I hardly saw Sonny anymore. I didn’t know what he was doing for a living. Occasionally I saw his name on cheap posters pasted onto lampposts, advertising the dates and places where his band was playing. Otherwise, I assumed he was wrapped up in Hwee Mei and his baby. I was afraid of intruding on their domesticity. If they were actually happy, I thought, then they should be given a chance. That baby should be given a chance to break the pattern, to grow up quarantined from the inevitable hurt and disappointment of failed relationships in the Tay family.
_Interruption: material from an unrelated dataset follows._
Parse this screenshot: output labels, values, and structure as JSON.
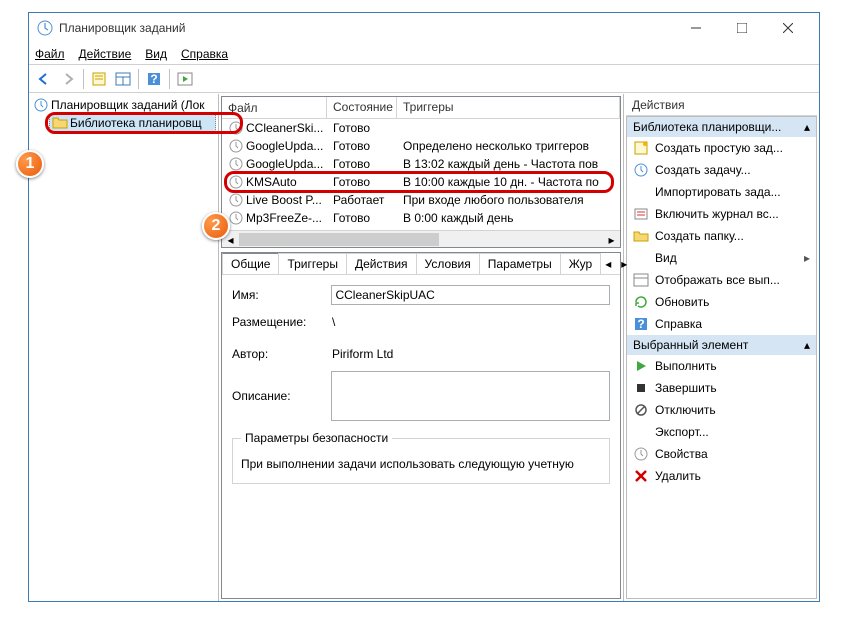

Perhaps Hwee Mei felt the same way. She didn’t like Sonny contacting us, neither did she like us to visit. When Mum went around to play with little Mary Tay, she hovered protectively, as though the baby might catch some germs from Mum. As for the Patriarch, we’d never had much to say to each other and he stopped speaking to me after I became a cleaner.
‘You’ve got a good brain, Grace,’ he insisted. ‘It comes from the Tay side of the family. All the Tays have good brains and they put them to good use. Look at your cousins. All doctors and engineers. How can you not want to go to university?’